Researchers at the University of Toronto have tested and validated the superiority of a two-stage cascade classifier over a traditional, single-shot classifier when using computer-aided diagnosis (CAD) to differentiate between mass and nonmass breast lesions.
In a retrospective study of 280 histologically proved mass lesions and 129 histologically proved nonmass lesions identified in MR imaging studies, their cascaded classifier decreased the overall misclassification rate by 12 percent (72 of 409) of cases missed with cascade versus 82 of 409 missed with one-shot classifier.
The authors write ahead of print in Radiology that their system holds promise for better screening of women at high risk for breast cancer and for whom early diagnosis may mean the difference between a good outcome and its opposite.
Drawing from radiology reports to categorize mass and nonmass enhancement according to Breast Imaging Reporting and Data System (BI-RADS) classifications, Cristina Gallego-Ortiz, MSc, and Anne L. Martel, PhD, extracted image data from dynamic contrast-enhanced MR.
They analyzed the data using feature selection techniques and binary, multiclass and cascade classifiers.
The classifier that performed the best was a two-stage cascade classifier, which had median areas under the receiver operating characteristics curve (AUCs) of 0.91. By comparison, the AUC for one-shot classifiers was 0.89 (P = .0027).

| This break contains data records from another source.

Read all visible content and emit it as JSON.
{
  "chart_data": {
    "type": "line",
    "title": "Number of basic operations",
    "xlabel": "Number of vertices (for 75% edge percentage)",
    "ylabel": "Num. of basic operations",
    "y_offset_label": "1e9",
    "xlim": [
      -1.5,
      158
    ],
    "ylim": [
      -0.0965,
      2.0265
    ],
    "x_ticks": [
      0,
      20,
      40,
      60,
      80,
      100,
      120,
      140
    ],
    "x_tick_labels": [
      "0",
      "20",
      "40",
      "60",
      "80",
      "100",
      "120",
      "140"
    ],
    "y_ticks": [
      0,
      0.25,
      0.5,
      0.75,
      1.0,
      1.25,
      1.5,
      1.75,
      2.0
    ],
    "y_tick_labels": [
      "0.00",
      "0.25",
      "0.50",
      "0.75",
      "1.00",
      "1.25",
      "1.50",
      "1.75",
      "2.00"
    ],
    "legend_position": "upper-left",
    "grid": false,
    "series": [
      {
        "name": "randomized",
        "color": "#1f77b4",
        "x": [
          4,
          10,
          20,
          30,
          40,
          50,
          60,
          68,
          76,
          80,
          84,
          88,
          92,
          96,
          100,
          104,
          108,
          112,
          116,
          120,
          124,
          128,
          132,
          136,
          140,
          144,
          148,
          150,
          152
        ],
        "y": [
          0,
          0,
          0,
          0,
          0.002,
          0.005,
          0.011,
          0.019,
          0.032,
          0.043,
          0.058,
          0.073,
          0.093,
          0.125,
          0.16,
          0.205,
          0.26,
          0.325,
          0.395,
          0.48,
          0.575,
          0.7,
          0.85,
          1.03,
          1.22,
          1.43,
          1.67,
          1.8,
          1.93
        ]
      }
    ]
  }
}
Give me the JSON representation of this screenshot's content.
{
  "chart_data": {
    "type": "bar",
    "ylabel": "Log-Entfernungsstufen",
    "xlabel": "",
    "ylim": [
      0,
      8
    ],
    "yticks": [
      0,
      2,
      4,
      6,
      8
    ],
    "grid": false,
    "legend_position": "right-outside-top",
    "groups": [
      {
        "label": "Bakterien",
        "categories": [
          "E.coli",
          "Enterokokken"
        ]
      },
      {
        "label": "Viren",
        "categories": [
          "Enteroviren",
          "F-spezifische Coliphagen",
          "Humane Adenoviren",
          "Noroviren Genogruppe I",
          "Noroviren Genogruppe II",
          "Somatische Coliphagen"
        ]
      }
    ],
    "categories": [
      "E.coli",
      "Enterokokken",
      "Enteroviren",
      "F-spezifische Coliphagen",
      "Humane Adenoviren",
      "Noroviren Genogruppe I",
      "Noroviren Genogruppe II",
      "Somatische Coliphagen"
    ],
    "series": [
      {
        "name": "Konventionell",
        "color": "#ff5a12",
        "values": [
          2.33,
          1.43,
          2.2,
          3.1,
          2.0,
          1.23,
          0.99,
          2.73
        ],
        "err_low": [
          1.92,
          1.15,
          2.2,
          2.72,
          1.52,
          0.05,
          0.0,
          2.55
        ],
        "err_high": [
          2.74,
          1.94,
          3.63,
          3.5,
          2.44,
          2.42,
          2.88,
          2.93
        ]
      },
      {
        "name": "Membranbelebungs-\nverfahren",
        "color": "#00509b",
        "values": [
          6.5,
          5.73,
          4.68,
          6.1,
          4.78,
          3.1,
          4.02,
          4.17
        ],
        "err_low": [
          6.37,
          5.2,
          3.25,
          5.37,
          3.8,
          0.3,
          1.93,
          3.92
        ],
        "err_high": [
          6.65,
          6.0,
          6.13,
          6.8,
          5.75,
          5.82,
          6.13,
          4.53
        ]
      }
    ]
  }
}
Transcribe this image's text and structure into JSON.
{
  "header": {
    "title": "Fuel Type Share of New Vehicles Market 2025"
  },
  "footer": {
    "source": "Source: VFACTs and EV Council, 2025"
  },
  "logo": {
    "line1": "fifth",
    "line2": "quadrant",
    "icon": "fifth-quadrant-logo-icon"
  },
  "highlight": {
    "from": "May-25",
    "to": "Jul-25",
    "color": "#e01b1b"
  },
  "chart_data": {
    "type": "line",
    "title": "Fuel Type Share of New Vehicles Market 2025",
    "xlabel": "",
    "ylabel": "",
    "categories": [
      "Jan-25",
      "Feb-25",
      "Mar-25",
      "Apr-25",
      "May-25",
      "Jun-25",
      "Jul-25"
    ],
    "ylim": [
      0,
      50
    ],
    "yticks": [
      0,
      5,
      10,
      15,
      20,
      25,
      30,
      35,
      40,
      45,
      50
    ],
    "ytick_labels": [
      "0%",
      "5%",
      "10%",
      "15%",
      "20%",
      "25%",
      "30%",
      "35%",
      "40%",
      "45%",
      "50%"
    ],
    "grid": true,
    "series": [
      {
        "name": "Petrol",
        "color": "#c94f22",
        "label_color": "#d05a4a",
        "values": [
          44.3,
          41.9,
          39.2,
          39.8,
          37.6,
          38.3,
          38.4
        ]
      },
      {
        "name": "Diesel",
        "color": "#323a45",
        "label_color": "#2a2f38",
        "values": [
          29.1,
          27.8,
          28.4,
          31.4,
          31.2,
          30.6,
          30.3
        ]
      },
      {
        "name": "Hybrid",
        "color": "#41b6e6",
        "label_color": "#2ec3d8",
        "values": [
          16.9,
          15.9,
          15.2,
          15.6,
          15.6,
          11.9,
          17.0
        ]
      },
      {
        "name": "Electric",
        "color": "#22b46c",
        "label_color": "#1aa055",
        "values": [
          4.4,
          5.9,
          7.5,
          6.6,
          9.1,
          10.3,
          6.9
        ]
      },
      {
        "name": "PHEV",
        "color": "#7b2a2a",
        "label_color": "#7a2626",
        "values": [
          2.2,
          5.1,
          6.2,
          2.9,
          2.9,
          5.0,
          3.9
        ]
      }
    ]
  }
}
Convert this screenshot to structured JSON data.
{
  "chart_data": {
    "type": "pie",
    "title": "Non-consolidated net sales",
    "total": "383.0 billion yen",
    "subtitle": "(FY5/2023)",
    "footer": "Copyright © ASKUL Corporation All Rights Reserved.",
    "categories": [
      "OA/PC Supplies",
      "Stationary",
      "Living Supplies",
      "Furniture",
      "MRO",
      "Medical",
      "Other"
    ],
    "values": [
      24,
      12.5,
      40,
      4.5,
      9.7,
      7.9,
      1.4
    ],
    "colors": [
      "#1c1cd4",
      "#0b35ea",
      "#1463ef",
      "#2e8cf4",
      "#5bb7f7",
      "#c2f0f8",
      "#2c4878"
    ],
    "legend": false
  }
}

The cascade classifier was made up of three separately trained binary classifiers, the authors explain. For the cascade evaluation, cases fed to second-stage classifiers—one for masses and one for nonmasses—were based on the prediction of the first stage, which served as the classifier for differentiating between masses and nonmasses.
Cascading classifiers “offer the advantage to further exploit differences among lesion groups in future studies, such as allowing the design of new features intended only for mass and nonmass lesions,” they write. “[T]his study demonstrates that CAD shows superior performance for diagnosing malignant and benign lesions when discriminating among mass and nonmass lesions with a cascade arrangement of classifiers.”